Die Reduktion auf die großen Themen lässt natürlich den Realismus im Film auf ein kritisches Maß sinken. Das soziale Milieu wirkt weich gezeichnet bzw. ist gar nicht existent. Irgendwo zwischen sanften Wiesen im Dorf, Pferden und dem Umzug in die Stadt, in eine eher kleinstädtisch wirkende Straße, vollzieht sich das Leben in den 70ern. Dass die Bedingungen sicherlich nicht so einfach waren, lässt sich höchstens an Hans Peters Vater erahnen, der meist abwesend ist, sich scheinbar auswärts verdingen muss. Kann natürlich auch positiv gesehen werden, kein Klein-Klein mit Alltagssorgen und so. Auch deutsche Geschichte kommt vor. Mutters Probleme mit der Sirene deuten nur ganz kurz mögliche Kriegsfolgen an. Opas Rückkehr aus dem Krieg, der dreiwöchige Marsch zu seiner Frau schafft es hingegen zum wiederkehrenden Thema: „Wenn man sich anstrengt, schafft man alles“. Kann sein, nur wird eben nicht aus jedem ein Hape. Es scheint also noch andere Faktoren zu geben.

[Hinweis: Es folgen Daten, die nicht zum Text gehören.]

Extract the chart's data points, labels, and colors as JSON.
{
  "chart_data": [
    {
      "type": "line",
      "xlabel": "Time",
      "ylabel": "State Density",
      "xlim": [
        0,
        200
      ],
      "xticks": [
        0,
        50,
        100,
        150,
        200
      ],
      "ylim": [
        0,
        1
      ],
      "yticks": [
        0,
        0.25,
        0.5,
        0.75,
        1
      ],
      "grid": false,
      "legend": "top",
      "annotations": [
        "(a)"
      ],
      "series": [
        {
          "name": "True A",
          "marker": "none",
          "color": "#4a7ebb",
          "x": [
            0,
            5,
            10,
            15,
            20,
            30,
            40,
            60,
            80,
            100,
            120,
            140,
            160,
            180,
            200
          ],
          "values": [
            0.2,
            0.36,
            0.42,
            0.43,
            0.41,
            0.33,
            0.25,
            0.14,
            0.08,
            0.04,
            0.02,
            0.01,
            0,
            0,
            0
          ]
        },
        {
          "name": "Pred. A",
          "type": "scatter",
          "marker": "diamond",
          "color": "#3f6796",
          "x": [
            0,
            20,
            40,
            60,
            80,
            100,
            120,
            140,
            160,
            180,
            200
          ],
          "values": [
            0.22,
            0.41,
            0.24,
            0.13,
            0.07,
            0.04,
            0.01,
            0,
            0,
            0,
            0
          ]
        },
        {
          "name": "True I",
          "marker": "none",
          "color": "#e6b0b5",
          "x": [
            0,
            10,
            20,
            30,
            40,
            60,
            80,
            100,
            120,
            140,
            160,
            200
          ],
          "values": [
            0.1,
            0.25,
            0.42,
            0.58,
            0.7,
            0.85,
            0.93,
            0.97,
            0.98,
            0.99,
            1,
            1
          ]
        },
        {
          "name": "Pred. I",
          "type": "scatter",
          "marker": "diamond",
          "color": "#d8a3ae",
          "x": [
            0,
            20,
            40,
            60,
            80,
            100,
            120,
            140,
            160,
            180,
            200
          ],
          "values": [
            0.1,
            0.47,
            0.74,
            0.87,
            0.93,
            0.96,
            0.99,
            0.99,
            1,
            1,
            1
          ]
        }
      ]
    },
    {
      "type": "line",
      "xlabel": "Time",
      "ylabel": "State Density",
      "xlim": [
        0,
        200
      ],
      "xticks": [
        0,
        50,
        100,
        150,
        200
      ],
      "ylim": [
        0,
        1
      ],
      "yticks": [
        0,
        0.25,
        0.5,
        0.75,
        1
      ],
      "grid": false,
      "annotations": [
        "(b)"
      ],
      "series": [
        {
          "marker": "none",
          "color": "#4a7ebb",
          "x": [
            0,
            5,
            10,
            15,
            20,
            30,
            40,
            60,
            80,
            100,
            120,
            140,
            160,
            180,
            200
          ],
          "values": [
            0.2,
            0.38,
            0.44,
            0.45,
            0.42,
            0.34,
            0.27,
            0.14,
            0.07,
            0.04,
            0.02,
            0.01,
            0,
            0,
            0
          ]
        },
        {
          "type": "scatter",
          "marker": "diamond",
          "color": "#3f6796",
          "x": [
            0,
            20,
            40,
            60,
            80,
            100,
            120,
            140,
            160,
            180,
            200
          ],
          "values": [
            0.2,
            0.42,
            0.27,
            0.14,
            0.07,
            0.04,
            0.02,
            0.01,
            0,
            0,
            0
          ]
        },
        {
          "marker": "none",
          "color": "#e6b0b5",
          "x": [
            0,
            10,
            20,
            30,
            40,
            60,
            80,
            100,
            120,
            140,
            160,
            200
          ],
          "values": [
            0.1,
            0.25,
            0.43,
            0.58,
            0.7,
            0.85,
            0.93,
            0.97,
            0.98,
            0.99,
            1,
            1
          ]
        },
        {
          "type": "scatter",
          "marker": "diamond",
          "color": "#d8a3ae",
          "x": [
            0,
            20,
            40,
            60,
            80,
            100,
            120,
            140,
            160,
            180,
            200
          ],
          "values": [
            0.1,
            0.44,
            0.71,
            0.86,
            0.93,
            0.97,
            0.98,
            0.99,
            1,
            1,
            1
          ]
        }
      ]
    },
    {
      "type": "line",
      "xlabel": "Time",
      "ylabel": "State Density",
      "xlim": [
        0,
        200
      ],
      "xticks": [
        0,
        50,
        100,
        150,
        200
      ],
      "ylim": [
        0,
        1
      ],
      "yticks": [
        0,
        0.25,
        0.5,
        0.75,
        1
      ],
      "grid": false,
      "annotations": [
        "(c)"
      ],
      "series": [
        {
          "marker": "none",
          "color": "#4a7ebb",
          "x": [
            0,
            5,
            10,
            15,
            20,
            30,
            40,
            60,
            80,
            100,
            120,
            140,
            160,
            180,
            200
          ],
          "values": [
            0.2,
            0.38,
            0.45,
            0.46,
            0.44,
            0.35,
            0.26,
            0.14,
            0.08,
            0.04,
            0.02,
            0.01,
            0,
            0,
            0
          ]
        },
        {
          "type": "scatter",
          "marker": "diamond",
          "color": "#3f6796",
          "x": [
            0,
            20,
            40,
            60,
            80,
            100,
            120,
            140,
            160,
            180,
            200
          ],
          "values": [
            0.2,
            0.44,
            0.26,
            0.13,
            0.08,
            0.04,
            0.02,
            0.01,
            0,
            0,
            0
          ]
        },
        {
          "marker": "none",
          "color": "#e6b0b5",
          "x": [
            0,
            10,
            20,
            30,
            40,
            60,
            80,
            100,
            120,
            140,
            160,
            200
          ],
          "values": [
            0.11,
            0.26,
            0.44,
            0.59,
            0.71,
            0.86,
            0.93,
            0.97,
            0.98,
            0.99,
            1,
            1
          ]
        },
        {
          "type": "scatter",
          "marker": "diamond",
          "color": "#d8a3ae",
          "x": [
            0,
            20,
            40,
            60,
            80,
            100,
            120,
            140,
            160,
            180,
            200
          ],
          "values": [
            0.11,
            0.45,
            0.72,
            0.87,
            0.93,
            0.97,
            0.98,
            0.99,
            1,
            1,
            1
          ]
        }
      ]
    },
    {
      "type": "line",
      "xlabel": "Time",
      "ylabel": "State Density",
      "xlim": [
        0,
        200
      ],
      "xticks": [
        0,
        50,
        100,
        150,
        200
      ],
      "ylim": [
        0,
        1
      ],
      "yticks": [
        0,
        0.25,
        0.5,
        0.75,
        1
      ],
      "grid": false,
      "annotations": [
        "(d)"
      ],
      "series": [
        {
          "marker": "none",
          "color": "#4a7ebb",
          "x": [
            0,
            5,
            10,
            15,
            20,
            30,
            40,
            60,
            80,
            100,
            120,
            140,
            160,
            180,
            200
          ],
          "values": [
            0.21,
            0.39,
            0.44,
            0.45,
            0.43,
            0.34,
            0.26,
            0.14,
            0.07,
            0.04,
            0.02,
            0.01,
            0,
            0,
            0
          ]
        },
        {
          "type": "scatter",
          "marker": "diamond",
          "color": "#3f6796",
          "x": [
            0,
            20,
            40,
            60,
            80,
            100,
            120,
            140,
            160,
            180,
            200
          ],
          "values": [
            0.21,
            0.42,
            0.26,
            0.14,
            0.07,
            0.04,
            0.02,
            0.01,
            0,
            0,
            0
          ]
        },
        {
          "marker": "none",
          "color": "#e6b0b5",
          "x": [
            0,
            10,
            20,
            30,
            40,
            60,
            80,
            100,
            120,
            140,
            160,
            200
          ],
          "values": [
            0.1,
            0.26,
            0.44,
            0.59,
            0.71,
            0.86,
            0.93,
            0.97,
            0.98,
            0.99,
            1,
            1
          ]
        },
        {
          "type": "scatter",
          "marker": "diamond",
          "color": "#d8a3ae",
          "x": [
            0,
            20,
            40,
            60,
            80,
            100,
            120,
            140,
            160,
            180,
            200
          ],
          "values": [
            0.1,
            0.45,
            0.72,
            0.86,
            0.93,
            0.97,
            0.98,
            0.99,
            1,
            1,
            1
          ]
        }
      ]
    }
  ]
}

So setzt sich die einfache Erzählweise auch in der undifferenzierten Figurenzeichnung fort. Joachim Król darf den kauzigen Opa geben und mit Hans Peter unter dem Sternenhimmel schlafen. So richtig helfen kann er leider nicht, nur tieftraurig in die Kamera schauen. Nicht nur leicht unterfordert wirkt dabei Joachim Król. Ähnlich ergeht es Rudolf Kowalski, der den Opa väterlicherseits spielen darf. Eine komische Szene beim Besuch der Jugendhilfe muss reichen, den Rest der Zeit darf er wissend den Kopf nicken und kann keinen überzeugenden Opa geben. Einzig Ursula Werner, die Berlinerin, vermag als Oma väterlicherseits die Leinwand mit ihrer Präsenz zu füllen und der versammelten Darstellerriege zeigen, wie gespielt wird. Ähnlich stark nur noch die andere Oma, Hedi Kriegeskotte gibt sie weltoffen, leicht subversiv. Sie ist es auch, die dem kleinen Hans Peter die vielleicht wichtigste Regel mitgibt: „Hör nicht auf die Leute!“. Ausgenommen bleibt natürlich auch Julius Weckauf, der den siebenjährigen Hans Peter spielt. Wobei hier der kleine Makel bleibt, dass sein Dialekt nicht so ganz in den Pott gehört.
Der Humor des Films gestaltet sich dann ähnlich. Ganz nett und bestens in die kleinbürgerliche Heimat passend. Am Ende des Films wird es dann aber doch arg. Die gefühlsüberdrehte Szene an einem Frühlingstag, in der der Autor auf seinen Kinderdarsteller trifft. Das ist dann wirklich zu dick aufgetragen.
Auch störend die teils grenzwertige Filmmusik. Insbesondere zu Beginn werden die Szenen regelrecht zugekleistert mit der sehr dominanten und irgendwie auf Morricone für den neuen deutschen Film getrimmten Filmmusik. Ab der Mitte wird es gefühlt besser, ergänzen zeitgeschichtliche Lieder die Handlung und geben dem Film einen nachvollziehbaren Rahmen.
Kritisch ist auch die Ausstattung des Films zu hinterfragen. Das Budget sollte ja über einem TV-Mehrteiler gelegen haben. Aber teils strahlen die Szenen nur TV-Serien Charme aus, der Karneval z. B. wirkt milde ausgedrückt glanzlos, wenige Statisten und viel leere Straße. Die Reduzierung auf die Innenräume wirkt auch nicht immer kinogemäß. Die Kameraarbeit rundet den Eindruck ein wenig ab.
Insofern können wir dann doch von einem einheitlichen Gesamterlebnis sprechen, welches in der Summe korrekt ist. Ob es nun richtig guter Kinotop ist, darf allerdings jeder für sich entscheiden.